Increased use of cloud requires smarter security, says Dirk Schrader, resident CISO and VP of security research at the data security product company Netwrix.
Cloud infrastructure has become an integral part of daily workloads for millions of organisations worldwide. After the sudden shift to remote work in 2020, cloud adoption is still in progress and is expected to continue over the next 12 to 18 months. Given the pace of cloud uptake, it is essential that organisations learn how best to protect their data within its boundaries.
In the UK , findings show that 88 per cent of organisations store sensitive data in the cloud, where it can be left vulnerable to cyberattack. Of this data, 65 per cent was personally identifiable information (PII) of customers, 42 per cent was the PII of company employees and 31 per cent was corporate financial information. Threats to this data were ubiquitous with 52 per cent of surveyed companies reporting a cyberattack on their cloud infrastructure within the last 12 months. Of these attacks, phishing was the most widespread at 69 per cent of reported incidents, followed by account compromise at 35 per cent and targeted attacks against cloud infrastructure at 31 per cent.
In this climate of constant cybersecurity risk, 65 per cent of UK respondents named integration with existing IT environment as a main factor that slows down cloud adoption in their organisations.

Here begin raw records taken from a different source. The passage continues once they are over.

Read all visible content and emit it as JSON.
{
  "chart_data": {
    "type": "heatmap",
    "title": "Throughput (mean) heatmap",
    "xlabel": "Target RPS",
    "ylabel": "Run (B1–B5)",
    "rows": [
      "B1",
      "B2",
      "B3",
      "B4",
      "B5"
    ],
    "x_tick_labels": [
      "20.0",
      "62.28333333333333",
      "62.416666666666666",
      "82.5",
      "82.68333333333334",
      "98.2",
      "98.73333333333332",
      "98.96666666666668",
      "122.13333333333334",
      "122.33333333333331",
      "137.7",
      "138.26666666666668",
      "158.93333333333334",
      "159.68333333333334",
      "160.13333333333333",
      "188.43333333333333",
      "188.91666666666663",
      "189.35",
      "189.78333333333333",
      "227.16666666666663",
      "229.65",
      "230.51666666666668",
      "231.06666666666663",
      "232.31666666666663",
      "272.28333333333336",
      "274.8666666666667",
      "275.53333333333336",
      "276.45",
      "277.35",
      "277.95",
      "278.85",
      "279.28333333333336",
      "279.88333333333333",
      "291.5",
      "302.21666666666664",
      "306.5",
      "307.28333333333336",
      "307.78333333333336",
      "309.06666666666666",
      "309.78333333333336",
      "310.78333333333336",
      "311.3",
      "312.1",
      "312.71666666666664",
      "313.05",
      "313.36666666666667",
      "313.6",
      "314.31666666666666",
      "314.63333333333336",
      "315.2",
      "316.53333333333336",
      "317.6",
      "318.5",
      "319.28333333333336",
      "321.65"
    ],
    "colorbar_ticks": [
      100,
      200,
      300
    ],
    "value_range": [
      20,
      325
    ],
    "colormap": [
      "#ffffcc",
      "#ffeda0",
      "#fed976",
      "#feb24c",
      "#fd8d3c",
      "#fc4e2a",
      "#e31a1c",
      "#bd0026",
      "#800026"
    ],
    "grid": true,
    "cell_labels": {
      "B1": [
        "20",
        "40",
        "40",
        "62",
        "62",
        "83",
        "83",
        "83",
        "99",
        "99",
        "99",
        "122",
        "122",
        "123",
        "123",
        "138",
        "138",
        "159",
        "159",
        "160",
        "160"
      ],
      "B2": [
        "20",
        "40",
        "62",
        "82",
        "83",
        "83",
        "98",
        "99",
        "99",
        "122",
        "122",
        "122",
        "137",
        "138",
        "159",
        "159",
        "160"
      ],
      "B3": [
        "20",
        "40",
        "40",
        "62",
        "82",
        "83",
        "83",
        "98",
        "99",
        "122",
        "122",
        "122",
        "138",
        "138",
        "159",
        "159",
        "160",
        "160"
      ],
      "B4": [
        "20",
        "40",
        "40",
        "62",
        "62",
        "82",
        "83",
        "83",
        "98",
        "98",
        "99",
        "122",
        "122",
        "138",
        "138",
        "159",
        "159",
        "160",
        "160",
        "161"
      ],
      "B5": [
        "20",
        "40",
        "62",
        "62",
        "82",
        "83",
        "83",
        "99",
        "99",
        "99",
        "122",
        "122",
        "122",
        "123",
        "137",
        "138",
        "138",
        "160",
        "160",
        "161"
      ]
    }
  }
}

Protecting data in the cloud
With the rapid rise of cloud computing, the virtualisation of applications and infrastructure has been replacing traditional in-house deployments
In order to secure data in the cloud, organisations should address all three primary attack vectors: data, identity and infrastructure. The survey revealed top three cloud security measures that UK organisations have already implemented: multi-factor authentication, encryption and regular review of access rights. Moreover, 36pc of respondents plan to implement data classification to better protect sensitive data in the cloud.
Protecting the cloud at an infrastructural level
Cloud adoption brings its challenges to IT security team as it adds an additional layer of complexity to any existing security architecture. Cloud environments do not have an established physical security perimeter as they are primarily designed with ease of access and ease of deployment. To ensure data security in the cloud, the entire IT infrastructure of an organisation should be controlled, secured, hardened, and regularly audited to ensure compliance to organisation’s policies as well as relevant legislative standards.
Regular audits bring timely signs of misconfiguration of the network and its components to IT team attention and help avoid security gaps. To streamline the process, auditing activity should be automated with a monitoring solution, which can promptly investigate and remediate any suspicious changes in an organisation’s cloud environment.
Protecting the cloud at an identity level
Attackers use identities to gain access to sensitive data. To decrease the likelihood of a damaging breach, it is vital to control who has access to what data, and whether it is really needed. Least-privilege approach is one the most effective principles that help ensure security within the identity layer of the IT infrastructure. Through comprehensive permissions management, IT teams grant only those privileges needed to complete specific task. In other words, if a subject does not need an access right, the subject should not have that right.
Regular entitlement reviews ensure the users stay on the least necessary level of the access to sensitive data and any excessive rights are timely revoked. Authentication is also key to identities security. Multi-factor authentication should be made mandatory across applications to reduce the risk of account hijacking. Login activities should also be monitored. To this end, alerts should be set up for the following red flags:
•Attempts to log in from multiple endpoints
•Multiple failed logins by any account in a short period
•A high number of login failures during a specified period
Lastly, activity monitoring should be enacted through leveraging user behavioural analytics (UBA) to detect anomalous actions. Significant changes in a user’s behaviour or access patterns might be indicators of a security threat.
Protecting the cloud at a data level
Key to protecting data in the cloud is identifying and classifying the data being stored. With clear visibility into what data organisation have and where exactly it resides, IT team can concentrate their efforts on protecting what really matters. Data classification can be automated to ensure accurate, reliable results. This information can then be used to prioritise data security efforts and set up appropriate security controls and policies.
Some data may need to stay on premises to meet security standards or compliance requirements.
Cloud adoption is not an option anymore, it’s a must for most businesses. Organisations have to partially move their operations to the cloud to ensure their business activities. Urgent transition to remote work with the beginning of pandemic forced IT teams to ensure the bare security minimum of the cloud environment. Now that people have become used to cloud-based reality, it’s time to upgrade the security measures in place.